Bone Tomahawk quickly rose to notoriety due to the overwhelmingly graphic, brutal nature of one particular scene.  But, despite the fame of this scene, it’s not representative of the movie.  Violence is rare and ends quickly.  Instead, the majority of the film is a quiet, slow ride through the American west.

Jeff Herriott and the film’s director-turned-composer S. Craig Zahler also carry this “quiet” to the film’s score.  Throughout Bone Tomahawk, the gentle sound of wind or the constant hum of cicadas replace music, creating an organic emptiness that is difficult to replicate with music.  The emptiness also focuses attention on the film’s sparse dialogue and actions.

By withholding music, Herriott and Zahler increase its impact when it does arrive.  The “Four Ride Out” theme, a slow, haunting violin melody, highlights the film’s despondency and lonesomeness.  It comes in those moments when the protagonists have nothing new to say or do; the repetitiveness of the hills and desert have worn thin; and the only thing left is to keep traveling toward a likely death.
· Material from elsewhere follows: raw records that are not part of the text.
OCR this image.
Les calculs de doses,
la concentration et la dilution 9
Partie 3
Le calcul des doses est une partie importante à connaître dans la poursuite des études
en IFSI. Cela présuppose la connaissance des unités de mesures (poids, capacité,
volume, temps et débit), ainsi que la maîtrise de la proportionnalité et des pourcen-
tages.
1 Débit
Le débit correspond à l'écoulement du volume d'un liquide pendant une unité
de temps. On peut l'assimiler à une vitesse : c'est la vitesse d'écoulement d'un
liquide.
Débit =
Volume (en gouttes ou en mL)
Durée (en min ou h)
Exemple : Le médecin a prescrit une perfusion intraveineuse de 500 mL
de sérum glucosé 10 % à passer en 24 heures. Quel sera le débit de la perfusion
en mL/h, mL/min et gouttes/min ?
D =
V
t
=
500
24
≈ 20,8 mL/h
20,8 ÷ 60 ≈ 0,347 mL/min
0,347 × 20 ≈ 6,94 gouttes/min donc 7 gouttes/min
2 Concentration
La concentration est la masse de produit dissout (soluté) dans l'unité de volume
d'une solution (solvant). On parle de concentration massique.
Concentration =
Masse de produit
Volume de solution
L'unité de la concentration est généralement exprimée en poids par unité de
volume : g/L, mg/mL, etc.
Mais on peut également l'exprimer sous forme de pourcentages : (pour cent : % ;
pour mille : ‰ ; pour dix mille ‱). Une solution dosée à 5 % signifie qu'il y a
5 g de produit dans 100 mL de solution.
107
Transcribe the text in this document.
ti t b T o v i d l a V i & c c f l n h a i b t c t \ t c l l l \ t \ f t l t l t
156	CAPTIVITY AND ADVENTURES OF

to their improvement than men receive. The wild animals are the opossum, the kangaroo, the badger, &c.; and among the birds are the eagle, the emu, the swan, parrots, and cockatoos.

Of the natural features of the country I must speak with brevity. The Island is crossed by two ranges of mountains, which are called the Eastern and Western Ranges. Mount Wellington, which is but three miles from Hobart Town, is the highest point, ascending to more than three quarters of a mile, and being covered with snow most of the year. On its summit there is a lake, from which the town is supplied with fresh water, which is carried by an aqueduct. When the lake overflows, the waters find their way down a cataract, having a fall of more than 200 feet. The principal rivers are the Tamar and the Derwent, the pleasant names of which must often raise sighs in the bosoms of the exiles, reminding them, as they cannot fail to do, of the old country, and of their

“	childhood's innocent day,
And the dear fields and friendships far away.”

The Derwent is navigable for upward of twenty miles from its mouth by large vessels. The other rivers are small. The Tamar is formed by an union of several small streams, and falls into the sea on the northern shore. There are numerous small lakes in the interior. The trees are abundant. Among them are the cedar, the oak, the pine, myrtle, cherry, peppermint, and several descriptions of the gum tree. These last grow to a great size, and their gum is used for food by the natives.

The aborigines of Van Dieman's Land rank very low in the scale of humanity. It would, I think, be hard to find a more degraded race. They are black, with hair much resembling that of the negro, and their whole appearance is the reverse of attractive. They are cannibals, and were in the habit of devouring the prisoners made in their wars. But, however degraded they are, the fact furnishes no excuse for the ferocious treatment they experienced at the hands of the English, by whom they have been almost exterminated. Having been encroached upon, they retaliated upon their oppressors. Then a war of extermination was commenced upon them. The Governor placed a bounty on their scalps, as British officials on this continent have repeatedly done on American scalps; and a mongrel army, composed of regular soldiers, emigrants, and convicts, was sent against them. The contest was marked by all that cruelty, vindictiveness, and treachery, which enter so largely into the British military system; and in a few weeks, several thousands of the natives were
The “death” that these men ride toward leads to the most interesting use of the score.  Bone Tomahawk’s antagonists emit a middle-pitched wail, similar to the tripod siren from 2005’s War of the Worlds, that frightens and warns of impending death.  Herriott and Zahler use this wail as a segue into pseudo-diegetic dark ambient interludes that accentuate scenes of extreme violence and terror.  With so many modern scores running one or more hours, Bone Tomahawk’s short length still offers welcome variety without suffering in the process.